The title complex, [Cu4I4(C12H27P)4], crystallizes with six molecules in the unit cell and with three independent one-third molecule fragments, completed by application of the relevant symmetry operators, in the asymmetric unit. The tetranuclear copper core shows a tetrahedral geometry (site symmetry 3..). The I atoms also form a tetrahedron, with I...I distances of 4.471 (1) Å. Both tetrahedra show an orientation similar to that of a pair of self-dual platonic bodies. The edges of the I-tetrahedral structure are capped to the face centers of the Cu-tetrahedron and vice versa. The Cuface...I distances are 2.18 Å (averaged) and the Iface...Cu distances are 0.78 Å (averaged).
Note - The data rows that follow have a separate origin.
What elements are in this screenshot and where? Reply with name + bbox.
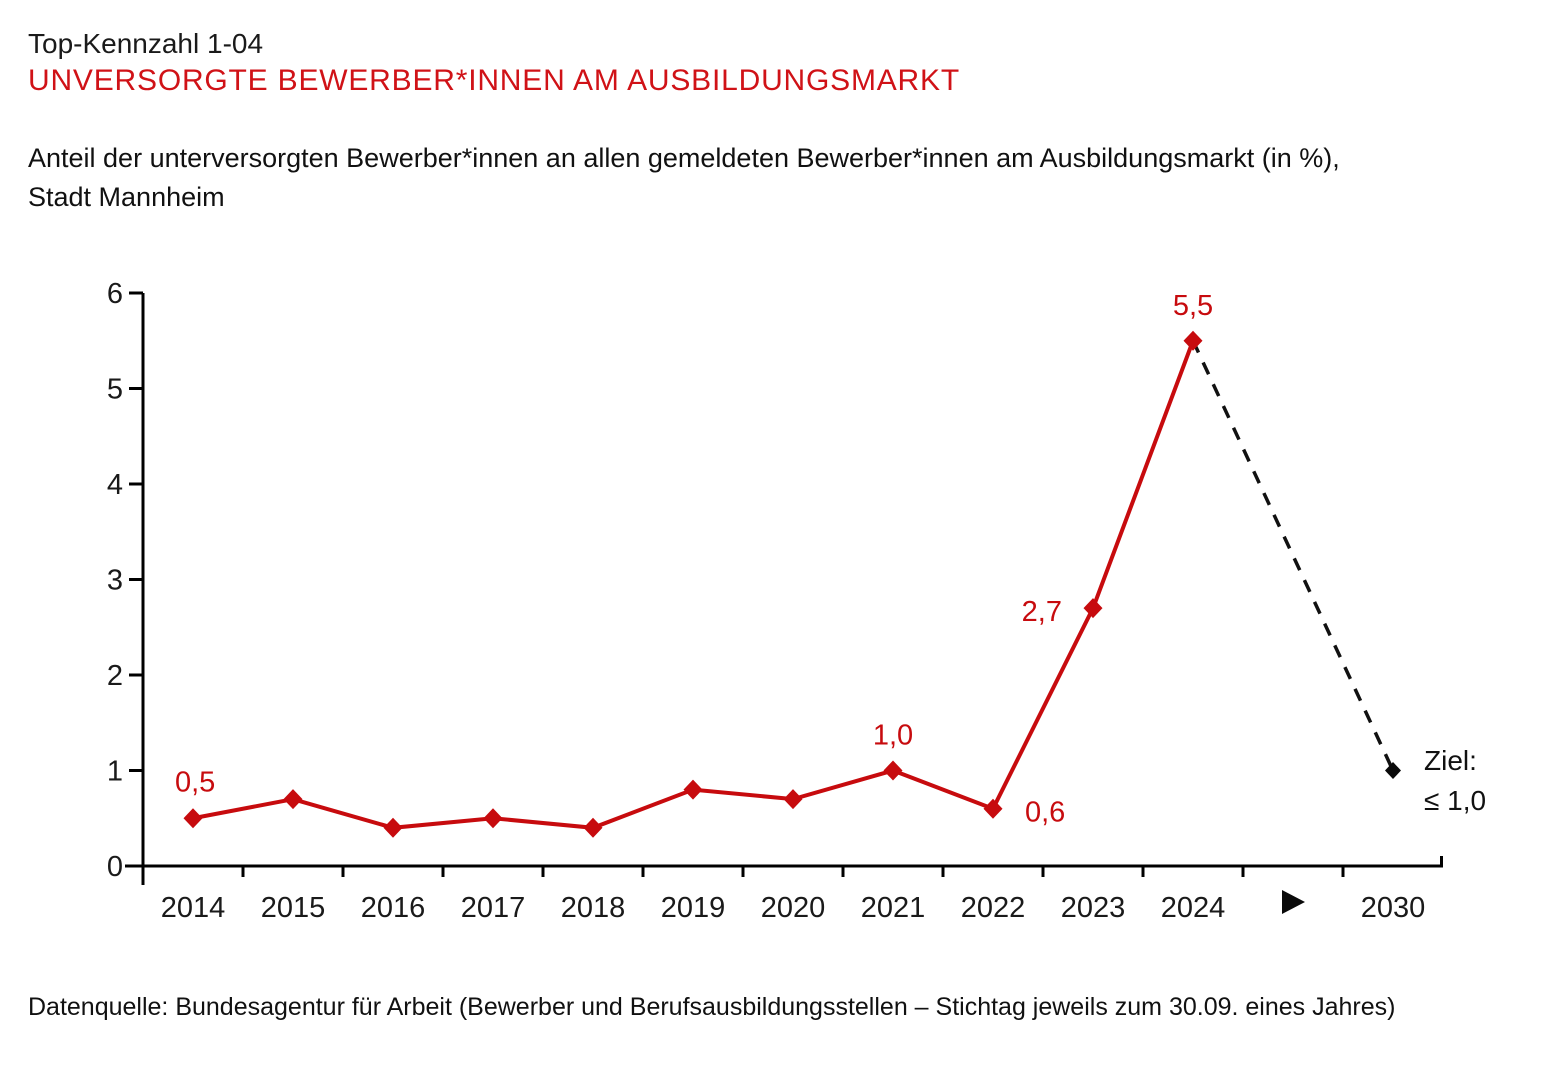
data-source: Datenquelle: Bundesagentur für Arbeit (B… bbox=[28, 993, 1396, 1021]
data-point-marker bbox=[1183, 330, 1203, 351]
data-point-marker bbox=[483, 808, 503, 829]
page-title: UNVERSORGTE BEWERBER*INNEN AM AUSBILDUNG… bbox=[28, 64, 960, 97]
x-tick-label: 2017 bbox=[461, 892, 526, 924]
chart-subtitle: Anteil der unterversorgten Bewerber*inne… bbox=[28, 139, 1340, 217]
data-point-marker bbox=[983, 798, 1003, 819]
y-tick-label: 6 bbox=[107, 278, 123, 310]
data-point-marker bbox=[783, 789, 803, 810]
y-tick-label: 4 bbox=[107, 469, 123, 501]
data-point-label: 0,6 bbox=[1025, 797, 1065, 829]
x-tick-label: 2014 bbox=[161, 892, 226, 924]
x-tick-label: 2018 bbox=[561, 892, 626, 924]
data-point-marker bbox=[383, 817, 403, 838]
data-point-label: 5,5 bbox=[1173, 290, 1213, 322]
target-annotation: Ziel: ≤ 1,0 bbox=[1424, 741, 1486, 821]
x-tick-label-target: 2030 bbox=[1361, 892, 1426, 924]
y-tick-label: 2 bbox=[107, 660, 123, 692]
data-point-marker bbox=[283, 789, 303, 810]
data-point-label: 2,7 bbox=[1022, 596, 1062, 628]
x-tick-label: 2022 bbox=[961, 892, 1026, 924]
x-tick-label: 2019 bbox=[661, 892, 726, 924]
y-tick-label: 0 bbox=[107, 851, 123, 883]
data-point-marker bbox=[683, 779, 703, 800]
data-line bbox=[192, 340, 1195, 830]
y-tick-label: 3 bbox=[107, 565, 123, 597]
target-point-marker bbox=[1385, 762, 1401, 779]
data-point-marker bbox=[1083, 598, 1103, 619]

As a geometric consequence of these properties there are eight distorted trigonal–bipyramidal polyhedra evident, wherein each trigonal face builds up the equatorial site and the opposite Cu...I positions form the axial site. As expected, the n-butyl moieties are highly flexible, resulting in large elongations of their anisotropic displacement parameters. Some C atoms of the n-butyl groups were needed to fix alternative discrete disordered positions.